Publicado 25 de Janeiro de 2018 - 23h04

Por Maria Teresa Costa

Imóveis em Campinas tiveram aumento do valor venal, o que afeta o IPTU

Cedc/RAC

Imóveis em Campinas tiveram aumento do valor venal, o que afeta o IPTU

O juiz da 1ª Vara da Fazenda Pública, Mauro Fukumoto, concedeu liminar nesta quinta-feira (25) a mandado de segurança para a suspensão da exigibilidade do crédito tributário IPTU impetrado pela Agropecuária Amor Ltda., e autorizou a empresa a fazer os depósitos das parcelas em juízo. O secretário de Assuntos Jurídicos, Silvio Bernardin, informou que vai avaliar se ingressará com recurso, porque como o depósito será feito e irá para um fundo, a Prefeitura está autorizada por lei a retirar até 70% dos recursos para pagamentos de precatórios.

Segundo o advogado Bruno Martins Lucas, do escritório Martins Lucas & Soares Advogados Associados, com a liminar, a Prefeitura ficará impedida de cobrar o imposto do contribuinte e de inscrever seu nome nos órgãos de proteção ao crédito, e de fazer qualquer tipo de cobrança. “O contribuinte tem, ainda, garantido o direito de expedição da competente certidão positiva com efeitos de negativa”, afirmou.

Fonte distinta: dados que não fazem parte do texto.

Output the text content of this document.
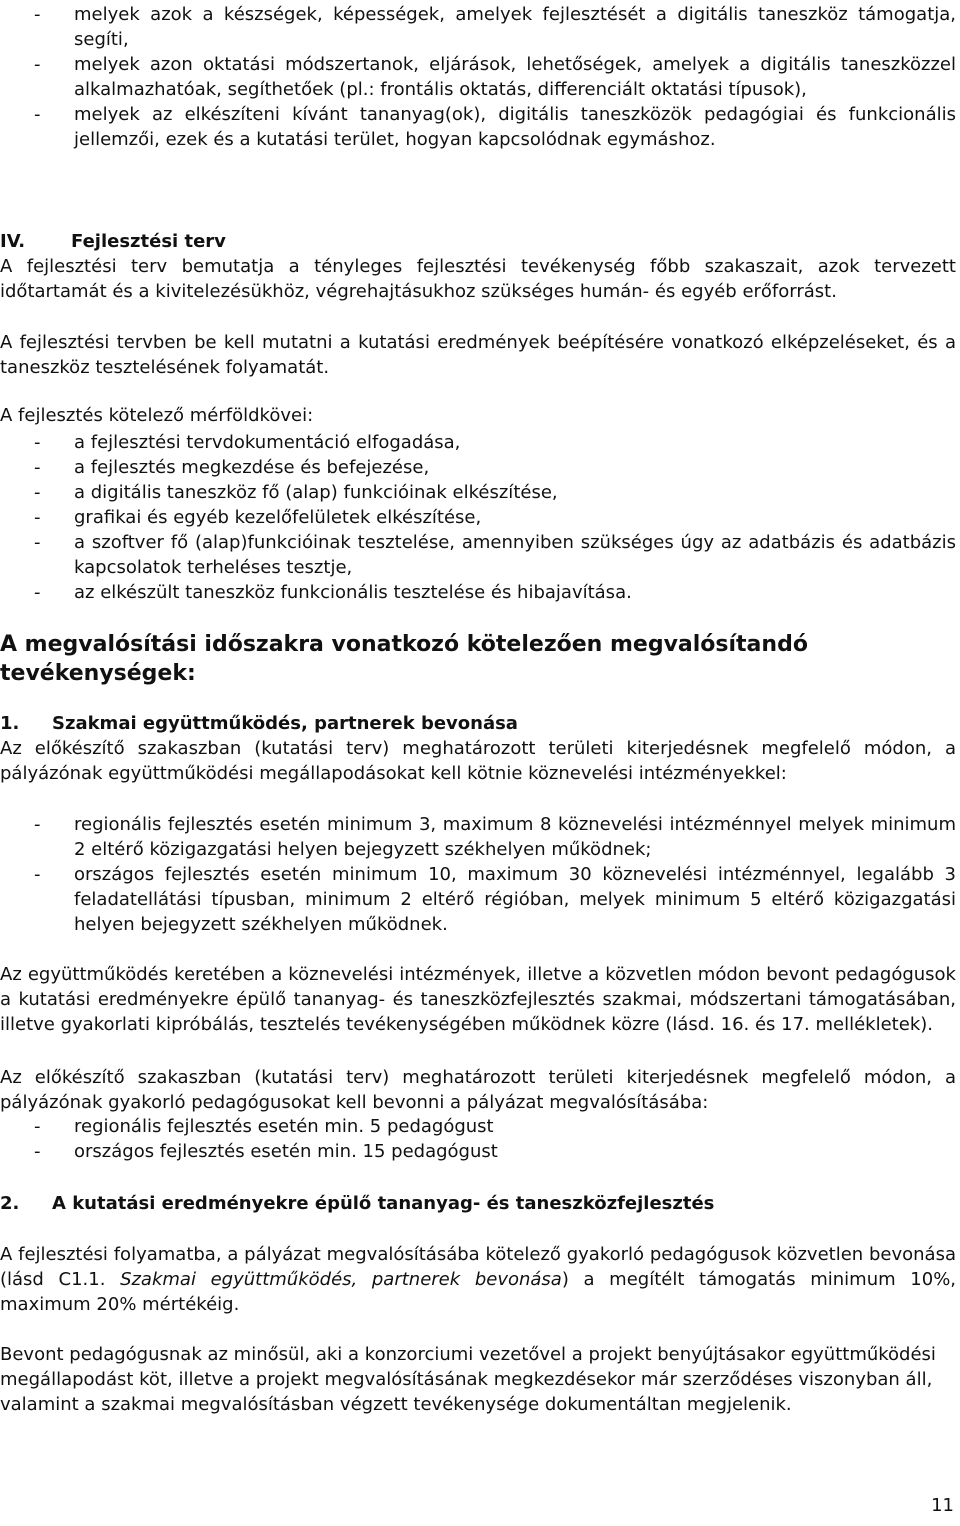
- melyek azok a készségek, képességek, amelyek fejlesztését a digitális taneszköz támogatja, segíti,
- melyek azon oktatási módszertanok, eljárások, lehetőségek, amelyek a digitális taneszközzel alkalmazhatóak, segíthetőek (pl.: frontális oktatás, differenciált oktatási típusok),
- melyek az elkészíteni kívánt tananyag(ok), digitális taneszközök pedagógiai és funkcionális jellemzői, ezek és a kutatási terület, hogyan kapcsolódnak egymáshoz.
IV.	Fejlesztési terv
A fejlesztési terv bemutatja a tényleges fejlesztési tevékenység főbb szakaszait, azok tervezett időtartamát és a kivitelezésükhöz, végrehajtásukhoz szükséges humán- és egyéb erőforrást.
A fejlesztési tervben be kell mutatni a kutatási eredmények beépítésére vonatkozó elképzeléseket, és a taneszköz tesztelésének folyamatát.
A fejlesztés kötelező mérföldkövei:
- a fejlesztési tervdokumentáció elfogadása,
- a fejlesztés megkezdése és befejezése,
- a digitális taneszköz fő (alap) funkcióinak elkészítése,
- grafikai és egyéb kezelőfelületek elkészítése,
- a szoftver fő (alap)funkcióinak tesztelése, amennyiben szükséges úgy az adatbázis és adatbázis kapcsolatok terheléses tesztje,
- az elkészült taneszköz funkcionális tesztelése és hibajavítása.
A megvalósítási időszakra vonatkozó kötelezően megvalósítandó
tevékenységek:
1. Szakmai együttműködés, partnerek bevonása
Az előkészítő szakaszban (kutatási terv) meghatározott területi kiterjedésnek megfelelő módon, a pályázónak együttműködési megállapodásokat kell kötnie köznevelési intézményekkel:
- regionális fejlesztés esetén minimum 3, maximum 8 köznevelési intézménnyel melyek minimum 2 eltérő közigazgatási helyen bejegyzett székhelyen működnek;
- országos fejlesztés esetén minimum 10, maximum 30 köznevelési intézménnyel, legalább 3 feladatellátási típusban, minimum 2 eltérő régióban, melyek minimum 5 eltérő közigazgatási helyen bejegyzett székhelyen működnek.
Az együttműködés keretében a köznevelési intézmények, illetve a közvetlen módon bevont pedagógusok a kutatási eredményekre épülő tananyag- és taneszközfejlesztés szakmai, módszertani támogatásában, illetve gyakorlati kipróbálás, tesztelés tevékenységében működnek közre (lásd. 16. és 17. mellékletek).
Az előkészítő szakaszban (kutatási terv) meghatározott területi kiterjedésnek megfelelő módon, a pályázónak gyakorló pedagógusokat kell bevonni a pályázat megvalósításába:
- regionális fejlesztés esetén min. 5 pedagógust
- országos fejlesztés esetén min. 15 pedagógust
2. A kutatási eredményekre épülő tananyag- és taneszközfejlesztés
A fejlesztési folyamatba, a pályázat megvalósításába kötelező gyakorló pedagógusok közvetlen bevonása (lásd C1.1. Szakmai együttműködés, partnerek bevonása) a megítélt támogatás minimum 10%, maximum 20% mértékéig.
Bevont pedagógusnak az minősül, aki a konzorciumi vezetővel a projekt benyújtásakor együttműködési megállapodást köt, illetve a projekt megvalósításának megkezdésekor már szerződéses viszonyban áll, valamint a szakmai megvalósításban végzett tevékenysége dokumentáltan megjelenik.
11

Lucas disse que, independente da discussão sobre a lisura e legalidade do processo legislativo que aprovou o aumento do IPTU, o fato é que a Planta Genérica de Valores de 2018 comparada a de 2017, “sofreu um reajuste astronômico”, chegando até a quintuplicar o valor do metro quadrado dos terrenos. “O aumento real e total pretendido pela municipalidade é, em verdade, de 50%, distribuído de forma gradual ao longo dos anos de 2018 (30%), 2019 (10%) e 2020 (10%), o que denota a sanha arrecadatória deflagrada pelo poder público local, em desprezo à redução do poder econômico sentida pelos cidadãos, com a terrível recessão sofrida no Brasil nos últimos três anos”.

Para o advogado, o aumento da base de cálculo do imposto, “viola frontalmente os princípios constitucionais da razoabilidade, proporcionalidade, capacidade contributiva e vedação ao confisco”.

Com a liminar concedida, explicou, seja qual for o desfecho do processo, não haverá cobrança de verbas sucumbenciais (o princípio pelo qual a parte perdedora no processo é obrigada a arcar com os honorários do advogado da parte vencedora).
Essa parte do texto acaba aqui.